However, Webb City’s boom days were nearing their end. When the war ended in 1918, the mining industry declined because of the low price of ore and the discovery of richer ore pockets in Oklahoma. However, Webb City’s citizens diversified into industrial and agricultural production. A number of factories were enticed to come to the city including those producing leather, shirts, shoes, cigars, boxes, caskets, and other products. They did such a good job that in 1920, the city attained the distinction of increasing her industries more than any other city in the United States, with an increase of 250 percent. The area also expanded into the gravel industry, shipping countless tons of gravel, chat, and sand all over the country. In the 1930s and during World War II, explosives were manufactured by powder plants located near Webb City.
In the meantime, automobiles and buses had taken over the roads, bringing an end to the streetcar era. The Southwest Missouri Electric Railway discontinued all of its routes in 1939. Though mining continued for some years, after World War II, it ceased altogether.
In 1926, Route 66 was established, which ran right through Webb City’s downtown area. After World War II, people began to travel as they never had before, and all manner of business sprang up to accommodate the traffic along the popular highway.

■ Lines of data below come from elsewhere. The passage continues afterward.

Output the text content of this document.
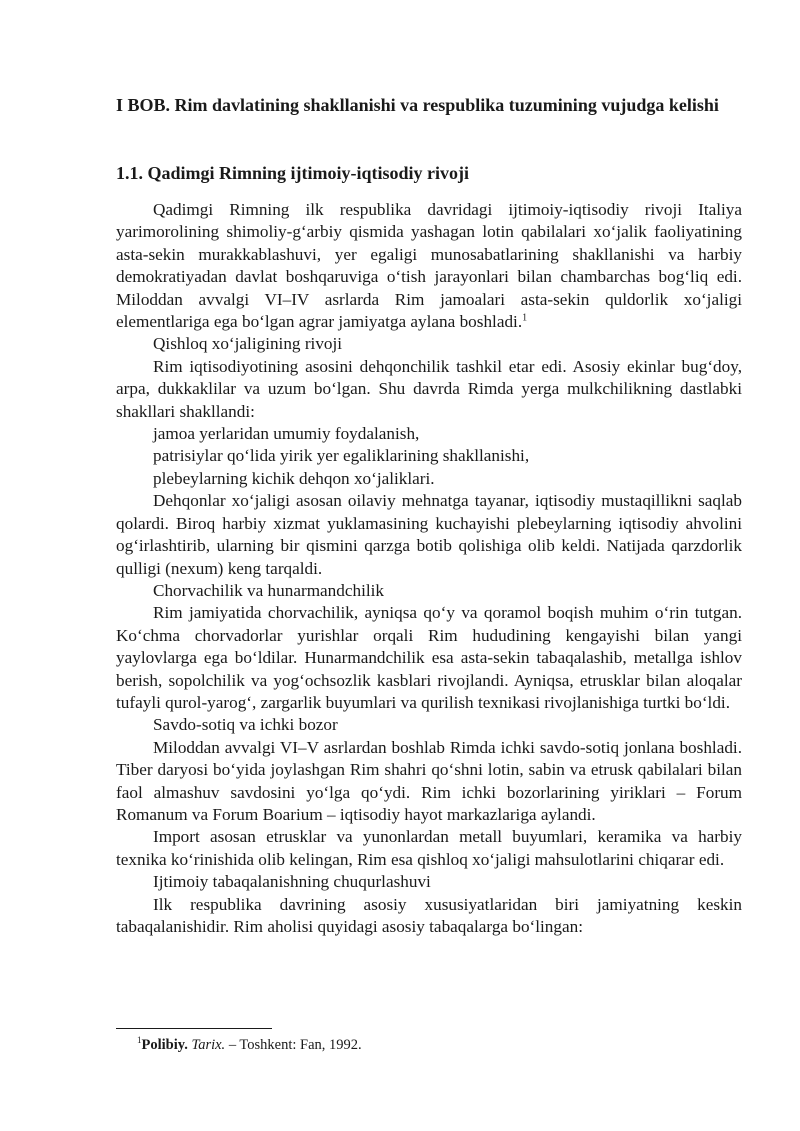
I BOB. Rim davlatining shakllanishi va respublika tuzumining vujudga kelishi
1.1. Qadimgi Rimning ijtimoiy-iqtisodiy rivoji

Qadimgi Rimning ilk respublika davridagi ijtimoiy-iqtisodiy rivoji Italiya yarimorolining shimoliy-g‘arbiy qismida yashagan lotin qabilalari xo‘jalik faoliyatining asta-sekin murakkablashuvi, yer egaligi munosabatlarining shakllanishi va harbiy demokratiyadan davlat boshqaruviga o‘tish jarayonlari bilan chambarchas bog‘liq edi. Miloddan avvalgi VI–IV asrlarda Rim jamoalari asta-sekin quldorlik xo‘jaligi elementlariga ega bo‘lgan agrar jamiyatga aylana boshladi.$^1$

Qishloq xo‘jaligining rivoji

Rim iqtisodiyotining asosini dehqonchilik tashkil etar edi. Asosiy ekinlar bug‘doy, arpa, dukkaklilar va uzum bo‘lgan. Shu davrda Rimda yerga mulkchilikning dastlabki shakllari shakllandi:

jamoa yerlaridan umumiy foydalanish,

patrisiylar qo‘lida yirik yer egaliklarining shakllanishi,

plebeylarning kichik dehqon xo‘jaliklari.

Dehqonlar xo‘jaligi asosan oilaviy mehnatga tayanar, iqtisodiy mustaqillikni saqlab qolardi. Biroq harbiy xizmat yuklamasining kuchayishi plebeylarning iqtisodiy ahvolini og‘irlashtirib, ularning bir qismini qarzga botib qolishiga olib keldi. Natijada qarzdorlik qulligi (nexum) keng tarqaldi.

Chorvachilik va hunarmandchilik

Rim jamiyatida chorvachilik, ayniqsa qo‘y va qoramol boqish muhim o‘rin tutgan. Ko‘chma chorvadorlar yurishlar orqali Rim hududining kengayishi bilan yangi yaylovlarga ega bo‘ldilar. Hunarmandchilik esa asta-sekin tabaqalashib, metallga ishlov berish, sopolchilik va yog‘ochsozlik kasblari rivojlandi. Ayniqsa, etrusklar bilan aloqalar tufayli qurol-yarog‘, zargarlik buyumlari va qurilish texnikasi rivojlanishiga turtki bo‘ldi.

Savdo-sotiq va ichki bozor

Miloddan avvalgi VI–V asrlardan boshlab Rimda ichki savdo-sotiq jonlana boshladi. Tiber daryosi bo‘yida joylashgan Rim shahri qo‘shni lotin, sabin va etrusk qabilalari bilan faol almashuv savdosini yo‘lga qo‘ydi. Rim ichki bozorlarining yiriklari – Forum Romanum va Forum Boarium – iqtisodiy hayot markazlariga aylandi.

Import asosan etrusklar va yunonlardan metall buyumlari, keramika va harbiy texnika ko‘rinishida olib kelingan, Rim esa qishloq xo‘jaligi mahsulotlarini chiqarar edi.

Ijtimoiy tabaqalanishning chuqurlashuvi

Ilk respublika davrining asosiy xususiyatlaridan biri jamiyatning keskin tabaqalanishidir. Rim aholisi quyidagi asosiy tabaqalarga bo‘lingan:

$^1$Polibiy. Tarix. – Toshkent: Fan, 1992.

After mining was discontinued, Webb City continued to diversify, but, the city suffered, losing population and a number of businesses throughout the years. Recent years; however, have once again seen the city thriving with new businesses and a new generation of Route 66 travelers. Today, the town is called home to about 11,000 people.
The old Mother Road runs right through downtown Webb City and is prominently marked. Several historic buildings can be seen and the Route 66 Center, located in a renovated old gas station sits at the corner of Webb and Broadway Streets. The Center provides information, Route 66 displays, and offices for the Chamber of Commerce. The focal point is a mural by Mayor John Biggs, measuring 8 feet tall and 16 feet wide, that depicts 1940s travelers along old Route 66. Visitors can also see movies at the Route 66 Theater, located at 24 S. Main one block off of Route 66. The theater is situated in the historic Newland Hotel building.

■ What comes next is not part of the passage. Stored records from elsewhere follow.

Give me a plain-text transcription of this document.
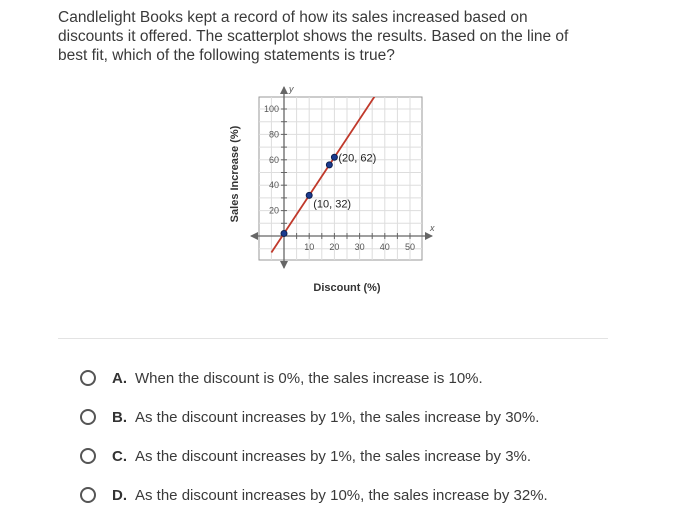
Candlelight Books kept a record of how its sales increased based on
discounts it offered. The scatterplot shows the results. Based on the line of
best fit, which of the following statements is true?
x
y
10 20 30 40 50
20
40
60
80
100
(10, 32)
(20, 62)
Sales Increase (%)
Discount (%)
A. When the discount is 0%, the sales increase is 10%.
B. As the discount increases by 1%, the sales increase by 30%.
C. As the discount increases by 1%, the sales increase by 3%.
D. As the discount increases by 10%, the sales increase by 32%.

While traveling through Webb City, keep your eyes open for several beautiful murals painted by local artists, and a 30-foot oil painting depicting the city’s history hangs inside the Webb City Bank. The city is filled with historic Victorian architecture and two distinctive art pieces can be seen at the southern end of Main Street – the Kneeling Miner and the Praying Hands, a statue that stands 32 feet high and weighs over 100 tons. The Praying Hands are perched on a hill in King Jack Park, just behind the railroad tracks. At the park, visitors can also see the Southwest Missouri Electric Railroad Association’s trolley, the Mining Days Community Building and Amphitheatre, the old trolley depot, which houses the Chamber of Commerce; the powerhouse, and Employee Clubhouse, which houses the Webb City Historical Society.
The city also pays homage to its war heroes in three locations. In Mt. Hope Cemetery is outdoor chapel and Veteran’s Memorial inscribed with the names of the 77 Missouri Congressional Medal of Honor recipients; in Memorial Park is a World War II Memorial bearing the names of those Webb City servicemen and women who lost their lives in our wars; and, just west of the Praying Hands, a WW II howitzer stands in silent vigil over the memories of those who have served their country.
After seeing all the sights of Webb City, Route 66 continues south on US-71 Business Route (Madison Street) into Joplin, Missouri, the self-touted lead mining capital of the world.